Conic programs arise broadly in physics, quantum information, machine learning, and engineering, many of which are defined over sparse graphs. Although such problems can be solved in polynomial time using classical interior-point solvers, the computational complexity scales unfavorably with graph size. In this context, this work proposes a variational quantum paradigm for solving conic programs, including quadratically constrained quadratic programs (QCQPs) and semidefinite programs (SDPs). We encode primal variables via the state of a parameterized quantum circuit (PQC), and dual variables via the probability mass function of a second PQC. The Lagrangian function can thus be expressed as scaled expectations of quantum observables. A primal-dual solution can be found by minimizing/maximizing the Lagrangian over the parameters of the first/second PQC. We pursue saddle points of the Lagrangian in a hybrid fashion. Gradients of the Lagrangian are estimated using the two PQCs, while PQC parameters are updated classically using a primal-dual method. We propose permuting the primal variables so that related observables are expressed in a banded form, enabling efficient measurement. The proposed framework is applied to the OPF problem, a large-scale optimization problem central to the operation of electric power systems. Numerical tests on the IEEE 57-node power system using Pennylane's simulator corroborate that the proposed doubly variational quantum framework can find high-quality OPF solutions. Although showcased for the OPF, this framework features a broader scope, including conic programs with numerous variables and constraints, problems defined over sparse graphs, and training quantum machine learning models to satisfy constraints.

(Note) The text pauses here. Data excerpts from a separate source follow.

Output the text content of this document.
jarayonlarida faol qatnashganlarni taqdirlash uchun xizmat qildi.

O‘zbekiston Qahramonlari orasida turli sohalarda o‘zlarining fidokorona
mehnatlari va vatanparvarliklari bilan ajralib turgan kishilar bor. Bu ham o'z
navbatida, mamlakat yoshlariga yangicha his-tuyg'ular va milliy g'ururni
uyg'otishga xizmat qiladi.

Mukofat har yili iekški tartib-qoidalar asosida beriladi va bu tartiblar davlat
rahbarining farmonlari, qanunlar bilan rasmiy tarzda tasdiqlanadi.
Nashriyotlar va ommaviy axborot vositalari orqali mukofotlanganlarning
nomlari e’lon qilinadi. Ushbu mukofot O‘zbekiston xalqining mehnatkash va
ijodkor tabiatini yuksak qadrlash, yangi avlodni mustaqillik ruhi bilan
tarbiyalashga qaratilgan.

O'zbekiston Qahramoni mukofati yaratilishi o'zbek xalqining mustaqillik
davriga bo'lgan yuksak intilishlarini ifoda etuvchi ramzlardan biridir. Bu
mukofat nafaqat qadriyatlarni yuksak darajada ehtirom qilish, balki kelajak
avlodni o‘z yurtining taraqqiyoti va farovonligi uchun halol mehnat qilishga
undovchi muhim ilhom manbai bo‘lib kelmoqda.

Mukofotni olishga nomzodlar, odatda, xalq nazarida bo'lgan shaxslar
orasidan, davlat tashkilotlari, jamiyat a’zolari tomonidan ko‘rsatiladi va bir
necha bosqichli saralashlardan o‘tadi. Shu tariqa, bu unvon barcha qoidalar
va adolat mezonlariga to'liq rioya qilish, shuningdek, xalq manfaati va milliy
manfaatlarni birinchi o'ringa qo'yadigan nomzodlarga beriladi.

翻译：锥规划问题广泛出现于物理学、量子信息、机器学习及工程学领域，其中许多问题定义在稀疏图上。尽管此类问题可使用经典内点法求解器在多项式时间内求解，但其计算复杂度随图规模增长而呈现不利的缩放特性。在此背景下，本研究提出一种用于求解锥规划问题的变分量子范式，包括二次约束二次规划（QCQP）和半定规划（SDP）。我们通过参数化量子电路（PQC）的量子态对原始变量进行编码，并通过第二个PQC的概率质量函数对偶变量进行编码。拉格朗日函数因此可表达为量子可观测量缩放期望值的形式。原始-对偶解可通过在第一个/第二个PQC的参数上最小化/最大化拉格朗日函数求得。我们采用混合方式寻找拉格朗日函数的鞍点：利用两个PQC估计拉格朗日函数的梯度，同时使用原始-对偶方法经典地更新PQC参数。我们提出对原始变量进行置换，使相关观测量呈现带状形式，从而实现高效测量。所提出的框架被应用于最优潮流（OPF）问题——电力系统运行中的核心大规模优化问题。在IEEE 57节点电力系统上使用Pennylane模拟器进行的数值测试证实，所提出的双重变分量子框架能够找到高质量的最优潮流解。尽管以最优潮流问题为展示案例，该框架具有更广泛的应用范围，包括具有大量变量和约束的锥规划问题、定义在稀疏图上的问题，以及训练量子机器学习模型以满足约束条件。